ValueError: batch_size should be a positive integer value, but got batch_size=0

Hin @vinay_ethiraj,

in PBT during hyperparameter mutation, numeric parameters are multiplied by a constant (0.8 or 1.2) for exploration. This is the default behavior as stated in the original paper. So what likely happens is that one of your trials exploits another trial with a batch size of 1 and then multiplies it with 0.8, leading to a batch size of effectively 0.

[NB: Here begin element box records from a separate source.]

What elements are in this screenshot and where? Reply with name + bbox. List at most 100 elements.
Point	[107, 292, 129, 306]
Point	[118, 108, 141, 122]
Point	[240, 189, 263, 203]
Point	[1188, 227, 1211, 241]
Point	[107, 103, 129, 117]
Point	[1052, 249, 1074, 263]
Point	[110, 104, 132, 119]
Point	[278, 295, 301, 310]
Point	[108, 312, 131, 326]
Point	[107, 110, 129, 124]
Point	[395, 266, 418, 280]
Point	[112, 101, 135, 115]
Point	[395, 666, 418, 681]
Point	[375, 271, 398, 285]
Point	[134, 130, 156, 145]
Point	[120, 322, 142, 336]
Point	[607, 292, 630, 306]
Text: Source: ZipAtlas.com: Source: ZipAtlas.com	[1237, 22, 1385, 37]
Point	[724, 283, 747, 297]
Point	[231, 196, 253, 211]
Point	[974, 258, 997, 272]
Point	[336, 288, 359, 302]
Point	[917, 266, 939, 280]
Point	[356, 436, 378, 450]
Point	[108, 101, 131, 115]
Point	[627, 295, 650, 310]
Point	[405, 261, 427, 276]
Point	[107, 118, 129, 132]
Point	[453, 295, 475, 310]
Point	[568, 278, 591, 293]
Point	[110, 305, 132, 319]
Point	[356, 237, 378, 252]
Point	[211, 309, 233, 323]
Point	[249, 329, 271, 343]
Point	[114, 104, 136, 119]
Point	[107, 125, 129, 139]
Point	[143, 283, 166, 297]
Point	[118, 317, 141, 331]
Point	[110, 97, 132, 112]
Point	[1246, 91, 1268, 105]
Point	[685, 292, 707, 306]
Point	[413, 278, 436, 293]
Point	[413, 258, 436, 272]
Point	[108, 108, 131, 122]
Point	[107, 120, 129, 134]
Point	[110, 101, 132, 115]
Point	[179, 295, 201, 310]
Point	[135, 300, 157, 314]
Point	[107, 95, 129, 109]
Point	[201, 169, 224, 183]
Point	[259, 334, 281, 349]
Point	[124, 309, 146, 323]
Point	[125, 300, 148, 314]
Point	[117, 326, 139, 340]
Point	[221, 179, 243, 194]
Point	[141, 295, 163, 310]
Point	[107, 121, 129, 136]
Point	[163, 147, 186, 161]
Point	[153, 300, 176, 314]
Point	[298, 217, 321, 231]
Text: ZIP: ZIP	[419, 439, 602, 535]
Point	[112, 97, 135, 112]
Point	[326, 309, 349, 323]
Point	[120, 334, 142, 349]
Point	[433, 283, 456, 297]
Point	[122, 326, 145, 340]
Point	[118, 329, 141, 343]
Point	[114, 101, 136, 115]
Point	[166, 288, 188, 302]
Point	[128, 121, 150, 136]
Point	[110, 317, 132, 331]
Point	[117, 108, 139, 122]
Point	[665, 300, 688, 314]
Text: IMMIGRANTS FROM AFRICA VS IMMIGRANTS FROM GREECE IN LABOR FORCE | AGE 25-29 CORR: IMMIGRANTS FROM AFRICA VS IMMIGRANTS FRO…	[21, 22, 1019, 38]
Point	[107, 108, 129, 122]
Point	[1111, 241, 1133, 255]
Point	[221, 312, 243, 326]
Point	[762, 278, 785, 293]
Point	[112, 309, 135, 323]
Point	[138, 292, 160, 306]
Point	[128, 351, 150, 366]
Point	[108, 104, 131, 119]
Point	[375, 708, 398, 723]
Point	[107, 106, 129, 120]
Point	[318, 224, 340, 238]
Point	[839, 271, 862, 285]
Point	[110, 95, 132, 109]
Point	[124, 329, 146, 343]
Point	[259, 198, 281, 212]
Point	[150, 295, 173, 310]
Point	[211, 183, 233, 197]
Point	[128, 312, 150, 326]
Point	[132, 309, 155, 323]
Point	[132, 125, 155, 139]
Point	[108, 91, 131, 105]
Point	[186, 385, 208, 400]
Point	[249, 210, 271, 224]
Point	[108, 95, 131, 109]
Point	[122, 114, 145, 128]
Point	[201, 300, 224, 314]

There are a couple of things you can do here:

  1. You can specify a custom_explore_fn to PBT that sets the batch size to max(1, config["per_device_train_batch_size"])
  2. You can remove the per_device_train_batch_size from the hyperparam_mutations dict (but pass it to the config parameter of tune.run) - obviously the batch size will then not be part of population based training
  3. You can specify "per_device_train_batch_size": tune.choice([1, 2, 4, 8, 16, 32]) - this makes the valid batch sizes more explicit (which may or may not make sense for you). And since we have discrete values here, PBT will never multiply the value with 0.8 or 1.2 but will then choose a different value instead.

Thank you for the detailed explanation. I think option 3 will be a better match for my problem.